Re: [PATCH v2 -tip] x86/percpu: Use C for arch_raw_cpu_ptr()

From: Linus Torvalds
Date: Thu Oct 12 2023 - 13:10:36 EST


On Thu, 12 Oct 2023 at 09:55, Uros Bizjak <ubizjak@xxxxxxxxx> wrote:
>
> An example:

Oh, I'm convinced.

The fix seems to be a simple one-liner, ie just

- asm(__pcpu_op2_##size(op, __percpu_arg(P[var]), "%[val]") \
+ asm(__pcpu_op2_##size(op, __percpu_arg(a[var]), "%[val]") \

and it turns out that we have other places where I think we could use that '%a',

For example, we have things like this:

asm ("lea sme_cmdline_arg(%%rip), %0"
: "=r" (cmdline_arg)
: "p" (sme_cmdline_arg));

and I think the only reason we do that ridiculous asm is that the code
in question really does want that (%rip) encoding. It sounds like this
could just do

asm ("lea %a1, %0"
: "=r" (cmdline_arg)
: "p" (sme_cmdline_arg));

instead. Once again, I claim ignorance of the operand modifiers as the
reason for these kinds of things.

But coming back to the stable op thing, I do wonder if there is some
way we could avoid the unnecessary reload.

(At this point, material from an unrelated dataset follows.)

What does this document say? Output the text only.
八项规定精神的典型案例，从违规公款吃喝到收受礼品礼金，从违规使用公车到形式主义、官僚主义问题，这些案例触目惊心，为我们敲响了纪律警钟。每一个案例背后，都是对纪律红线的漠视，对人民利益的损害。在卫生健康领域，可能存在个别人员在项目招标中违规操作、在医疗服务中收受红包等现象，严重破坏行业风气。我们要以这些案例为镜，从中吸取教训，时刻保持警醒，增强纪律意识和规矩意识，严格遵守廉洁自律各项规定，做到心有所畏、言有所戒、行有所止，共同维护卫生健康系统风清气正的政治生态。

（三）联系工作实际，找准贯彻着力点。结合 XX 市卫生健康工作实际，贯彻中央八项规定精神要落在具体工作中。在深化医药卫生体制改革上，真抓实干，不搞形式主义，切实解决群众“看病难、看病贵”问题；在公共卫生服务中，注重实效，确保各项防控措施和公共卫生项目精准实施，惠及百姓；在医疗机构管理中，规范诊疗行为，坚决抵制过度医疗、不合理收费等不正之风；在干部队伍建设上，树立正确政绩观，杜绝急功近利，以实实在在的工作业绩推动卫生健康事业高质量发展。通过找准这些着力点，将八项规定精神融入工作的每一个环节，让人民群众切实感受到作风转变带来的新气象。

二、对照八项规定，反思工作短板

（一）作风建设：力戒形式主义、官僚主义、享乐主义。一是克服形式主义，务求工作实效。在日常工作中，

I don't hate Nadav's patch, so that part is fine, but I'd like to
understand what it is that makes gcc think it needs to reload. We have
other cases (like the ALTERNATIVE() uses) where we *have* to use
inline asm, so it would be good to know...

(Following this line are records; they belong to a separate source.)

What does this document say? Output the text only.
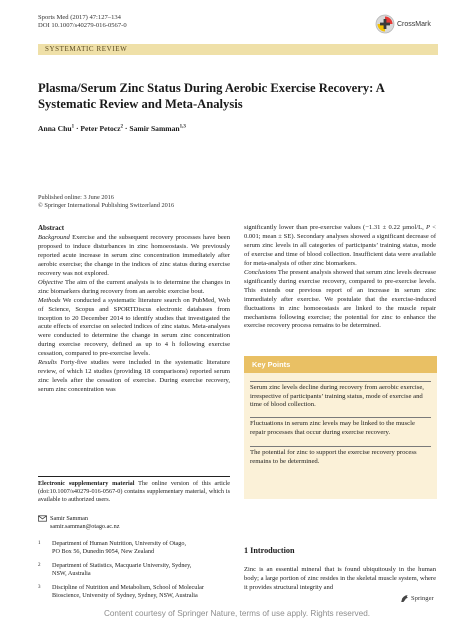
Sports Med (2017) 47:127–134
DOI 10.1007/s40279-016-0567-0	CrossMark
SYSTEMATIC REVIEW
Plasma/Serum Zinc Status During Aerobic Exercise Recovery: A Systematic Review and Meta-Analysis
Anna Chu$^1$ · Peter Petocz$^2$ · Samir Samman$^{1,3}$
Published online: 3 June 2016
© Springer International Publishing Switzerland 2016

Abstract

Background Exercise and the subsequent recovery processes have been proposed to induce disturbances in zinc homoeostasis. We previously reported acute increase in serum zinc concentration immediately after aerobic exercise; the change in the indices of zinc status during exercise recovery was not explored.

Objective The aim of the current analysis is to determine the changes in zinc biomarkers during recovery from an aerobic exercise bout.

Methods We conducted a systematic literature search on PubMed, Web of Science, Scopus and SPORTDiscus electronic databases from inception to 20 December 2014 to identify studies that investigated the acute effects of exercise on selected indices of zinc status. Meta-analyses were conducted to determine the change in serum zinc concentration during exercise recovery, defined as up to 4 h following exercise cessation, compared to pre-exercise levels.

Results Forty-five studies were included in the systematic literature review, of which 12 studies (providing 18 comparisons) reported serum zinc levels after the cessation of exercise. During exercise recovery, serum zinc concentration was

significantly lower than pre-exercise values (−1.31 ± 0.22 µmol/L, P < 0.001; mean ± SE). Secondary analyses showed a significant decrease of serum zinc levels in all categories of participants’ training status, mode of exercise and time of blood collection. Insufficient data were available for meta-analysis of other zinc biomarkers.

Conclusions The present analysis showed that serum zinc levels decrease significantly during exercise recovery, compared to pre-exercise levels. This extends our previous report of an increase in serum zinc immediately after exercise. We postulate that the exercise-induced fluctuations in zinc homoeostasis are linked to the muscle repair mechanisms following exercise; the potential for zinc to enhance the exercise recovery process remains to be determined.

Electronic supplementary material The online version of this article (doi:10.1007/s40279-016-0567-0) contains supplementary material, which is available to authorized users.
Samir Samman
samir.samman@otago.ac.nz
1 Department of Human Nutrition, University of Otago,
PO Box 56, Dunedin 9054, New Zealand
2 Department of Statistics, Macquarie University, Sydney,
NSW, Australia
3 Discipline of Nutrition and Metabolism, School of Molecular
Bioscience, University of Sydney, Sydney, NSW, Australia
Key Points
Serum zinc levels decline during recovery from aerobic exercise, irrespective of participants’ training status, mode of exercise and time of blood collection.
Fluctuations in serum zinc levels may be linked to the muscle repair processes that occur during exercise recovery.
The potential for zinc to support the exercise recovery process remains to be determined.
1 Introduction
Zinc is an essential mineral that is found ubiquitously in the human body; a large portion of zinc resides in the skeletal muscle system, where it provides structural integrity and
Springer
Content courtesy of Springer Nature, terms of use apply. Rights reserved.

Is it just that "p" (in the constraint, not "P" in the modifier) ends
up always being seen as a memory access, even when we only use the
address?

That part has never really been something we've been entirely clear
on. We *are* passing in just the address, so the hope in *that* place
is that it's only an address dependency, not a memory one.

(Of course, we use 'p' constraints in other places, and may
expect/assume that those have memory dependency. Again - this has
never been entirely clear)

Linus